# Tell me if this indoor enclosure idea is stupid.



## GladWingsOfDestiny (Jun 2, 2020)

Take the inside plastic shell of an old refrigerator (door and everything else removed). Along the bottom/front add a small (couple inch) lip of plastic from right to left and seal it so that the bottom can hold a little bit of water. Then screen the entire front (with screened door openings). Cut the top off and screen the top. Add a drain hole at the lowest point of the plastic shell. Bulkhead the hole and add a ball valve and hose if you so desire. Elevate the enclosure enough to sneak a bucket or some other water catch below it. Add perches and fixtures and whatnot. Ta-daaaaa. Indoor enclosure for birds or other reptiles (although high temperatures might be a problem for the material).

The plastic is food grade and has rounded corners everywhere. If you wanted high insulation value you could leave the inner foam block and even outer metal layer. The majority of debris would be contained and cleanup could be as easy as just removing the birds and hosing it all down (with maybe a bit of scrubbing too). 

With the top removed and screened, I imagine airflow would not be a problem for birds, even though 3 sides would be plastic. Bedding material could be added if you make the drain hole big enough for the stuff to fall through when you unplug the drain. The majority of bedding would still have to be removed by hand, but then the left overs could just be flushed away. One of those nifty paper roll conveyor belts could be added too if you put some slits on the sides of the unit near the bottom. 

Standing up it wouldn't be very much space. Maybe ok for smaller birds. Sitting on its side it would be pretty decent for a couple pigeons. Iv'e never taken a fridge fully apart so I don't know how feasible it actually is. But I live in Los Angeles and the sidewalks are sometimes cluttered with the things so I might give it a try sometime. I just figured I'd see if anyone thought it was a really stupid idea or something I should maybe try. I'm looking to set up something in my apartment that is as easy to keep clean as possible. The birds would likely have tons of outside cage time when I was home (I don't have any yet).

Opinions plz. Saving money is good but that's not really what it's all about. It's more about making it easy for me to build and clean and get rid of when I want to upgrade. I would probably paint the outside just for looks.

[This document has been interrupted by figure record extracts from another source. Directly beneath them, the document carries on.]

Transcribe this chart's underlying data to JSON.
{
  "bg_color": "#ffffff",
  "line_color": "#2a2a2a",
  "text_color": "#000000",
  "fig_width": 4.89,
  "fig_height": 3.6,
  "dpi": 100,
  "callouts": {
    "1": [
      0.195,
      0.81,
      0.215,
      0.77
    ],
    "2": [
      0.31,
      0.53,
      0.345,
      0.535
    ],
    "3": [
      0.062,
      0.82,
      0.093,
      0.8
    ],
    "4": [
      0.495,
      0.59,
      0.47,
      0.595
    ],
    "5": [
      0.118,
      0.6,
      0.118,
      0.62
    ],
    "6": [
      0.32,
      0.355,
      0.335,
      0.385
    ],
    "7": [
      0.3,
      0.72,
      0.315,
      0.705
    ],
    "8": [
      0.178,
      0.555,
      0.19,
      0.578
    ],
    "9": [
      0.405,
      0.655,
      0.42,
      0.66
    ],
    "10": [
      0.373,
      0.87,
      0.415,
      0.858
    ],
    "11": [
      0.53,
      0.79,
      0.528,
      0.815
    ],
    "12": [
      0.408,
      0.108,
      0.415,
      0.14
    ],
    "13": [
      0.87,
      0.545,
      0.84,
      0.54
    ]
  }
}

Edit: Oh yeah, I also had the same idea for one of those prefab shower units. They are just less commonly seen when I'm out and about.


----------



## beachwood45789 (Jul 15, 2014)

Hi ,it's stupid, buy a big dog cage or build a small coop, is there any way you could build a small coop on the roof of where you live?


----------



## GladWingsOfDestiny (Jun 2, 2020)

Thank you for your reply. I don't have roof access. I planned on providing some full spectrum artificial lighting daily though. I actually have a spare dog crate but was afraid the bar spacing would not be appropriate. The spacing is a little less than an inch and a half, and most places online recommended smaller than that. Although, just eyeballing it, it looks like it would be pretty hard for a pigeon to get their head stuck.


----------